Tarihe İzmir Notu
Dünyanın en eski sergi ve fuarcılık yarışması anlamına geliyordu EXPO’lar. İzmir için bu son şanstı.
Rakiplerimiz tabiri caizse baba şehirlerdi; Tayland’ın Ayutthaya, Rusya’nın Yekaterinburg, Brezilya’nın Sao Paulo kenti ve Dubai.
İzmir’in önceki EXPO yarışlarını da izlemiş biri olarak, belki ilk kez bu kadar heyecanlanlıydım.
Şansımız olduğunu görüyorsunuz.
Reklam filmi dönüyor dev ekranda; spotlar patlıyor; sanayinin, tarımın, turizmin ve barışın kenti İzmir....
Başkan Kocaoğlu’na konuşmak kısmet olmadı o zirvede, konuşsa belki de “Sizleri huzurun başkentine” bekliyoruz diyecekti.
Daha kimse gelemeden ilk uçakla döndü Başkan Kocaoğlu.
Nasıl dönmesin?
Belediye hallaç pamuğu gibi atılmış.
Kim var yok, nezarette.
Belediyenin çaycısının yanında belediyenin yanındaki köfteci var.
Affedersiniz köfteyi fazla kaçırmışlar!
Tam üç dönem Harita Mühendisleri Odası’nın başkanlığını yürüttü. Çevresinde dürüstlüğü ile tanınıyordu. Lakabı neydi biliyor musunuz, ‘Gözütok Selçuk’
O özelliği ile Başkan Aziz Kocaoğlu’nun dikkatini çekti. Kentsel dönüşüm, bilgi işlem gibi konuların başına getirdi Başkan onu.
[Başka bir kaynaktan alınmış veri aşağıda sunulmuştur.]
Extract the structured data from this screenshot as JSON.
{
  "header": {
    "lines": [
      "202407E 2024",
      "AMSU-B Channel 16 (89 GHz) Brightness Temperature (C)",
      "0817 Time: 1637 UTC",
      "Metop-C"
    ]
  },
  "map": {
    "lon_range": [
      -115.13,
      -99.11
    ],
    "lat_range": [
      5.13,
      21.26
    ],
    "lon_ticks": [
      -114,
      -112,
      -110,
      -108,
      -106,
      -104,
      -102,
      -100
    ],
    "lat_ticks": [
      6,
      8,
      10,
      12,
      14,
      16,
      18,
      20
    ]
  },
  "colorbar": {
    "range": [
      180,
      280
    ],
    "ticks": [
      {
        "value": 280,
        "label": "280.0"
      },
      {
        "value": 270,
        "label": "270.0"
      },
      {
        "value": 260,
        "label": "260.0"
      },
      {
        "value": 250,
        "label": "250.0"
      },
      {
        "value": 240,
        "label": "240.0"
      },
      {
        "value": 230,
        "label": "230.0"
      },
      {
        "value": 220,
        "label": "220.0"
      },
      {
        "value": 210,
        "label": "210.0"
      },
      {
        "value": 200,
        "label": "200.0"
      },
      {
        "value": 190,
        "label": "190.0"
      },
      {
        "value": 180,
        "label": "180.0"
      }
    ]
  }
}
Bir ihaleye fesat karıştırma suçundan 21 yıllık hapis cezası istendi hakkında. Tahliye edildiğinde de ‘evinden ayrılmama’ cezası aldı. Belediye toplantıları artık onun evinin salonunda yapılıyor, en büyük özgürlüğü olarak balkona çıkıyordu.
“Yürümeyi özledim” diyordu bir röportajında. Aynı sıralarda belediyeye giren bir hırsız vardı, hırsız serbest kalırken o evinde en fazla kapı ağzına kadar gidebiliyordu.
TAZMİNAT YETER Mİ?
Genel Sekreter Pervin Şenel Genç’e 60 yaşında hapis hayatı yaşattılar.
463 gün cezaevinde tutuklu kalan Genç’in mahpusa girdiği günle çıktığı gün arasında bir fark daha vardı.
Pervin Şenel Genç ve Ersu Hızır’cılar diye iki ayrı örgüt çetesinin tek lideri olduğu iddia edilen Kocaoğlu’nun saçları bembeyazdı.
Bir kadın müdürün babası kalp krizi geçirerek vefat etti. Kiminin eşi sinir krizi...
Adaletin kestiği süt vardı mesela. On yedi yıl sonra anne olan ve daha anne sütü emen bebeğini yaş gününde bırakarak hapse giren annenin gözyaşı sel olmuştu.
Öykü bitmez.
Kente kültür sanat organizasyonları kazandıran Alaattin Eraslan vardı. Şirketinin adıyla hitap ederdik ona, ufak tefek işini severek yapan bir adam.
Hastanede can verirken, başucunda kelepçe vardı. Unutulacak şeyler mi bunlar?
‘Düşmanın başına gelmesin’ diye dua edilen sıkıntılar ‘gavur’(!)un başına geldi.
Altı yıl süren 24 ayrı suça 397 yıllık rekor cezalara sahne olan kabus bitti. Tek kişiye, tek suç isnat edilemedi.
Ülkede yaşanan onca acının yanına bir de İzmir eklendi. Tarih savcının ‘zehirli ağacın meyvesi zehirli olur’ sözünü not aldı.
Şimdi hukuki süreç başlayacak, elbette herkes hakkını arayacak ancak acıların bedeli olur mu?
Neyse ki, burası İzmir.
Mesela taştan yapılmıştır ama biz ona Kadifekale deriz. İzmir’de doğup yaşayanların taşa yakıştırdıkları sıfat bile yumuşaktır; ‘Kadife’
Onca acıya da tebessüm edip geçmesini, güzellikleri görmesini, hoşgörüyü iyi biliriz.
Yeter ki ülke daha fazla zeval görmesin, masumlar değil ağacı zehirleyenler bedel ödesin.